Ministerin mit harscher Kritik
Köstinger wirft Gewessler Verfassungsbruch vor
OE24.TV: Vizekanzler Kogler wirft der ÖVP altes Denken vor …
Elisabeth Köstinger: Im Endeffekt muss man auch wahrnehmen, dass es nicht in jeder Region flächendeckend U-Bahnen und Straßenbahnzugang gibt. Der ländliche Raum hat andere Herausforderungen als die Wiener Innenstadt, und das wird der Koalitionspartner anerkennen müssen.
OE24.TV: Sehen Sie hier zu wenig grünes Verständnis?

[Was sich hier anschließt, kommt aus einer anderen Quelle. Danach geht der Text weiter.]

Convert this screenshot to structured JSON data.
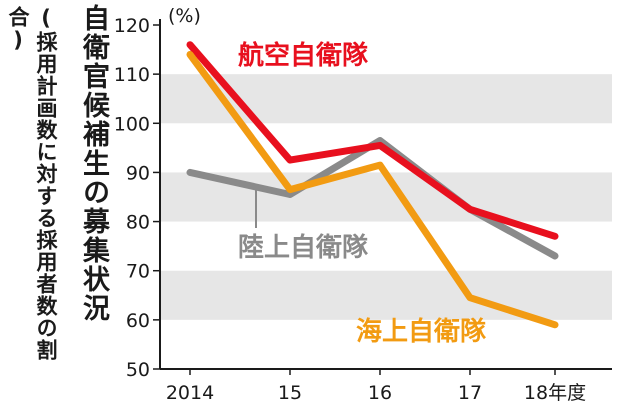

Köstinger: Der Standort bestimmt den Standpunkt. Wenn man über viele Jahrzehnte in der Innenstadt in klimatisierten, gut beheizten Büros arbeitet und lebt, dann fehlt einem vielleicht manchmal auch der Blick für die Realitäten der Menschen im ländlichen Raum. Ein bis zwei Wochen Urlaub in einer Seeregion zu machen, ist da noch nicht genug. Wir haben da schon eine große Herausforderung, den Menschen einfach auch Infrastruktur zur Verfügung zu stellen.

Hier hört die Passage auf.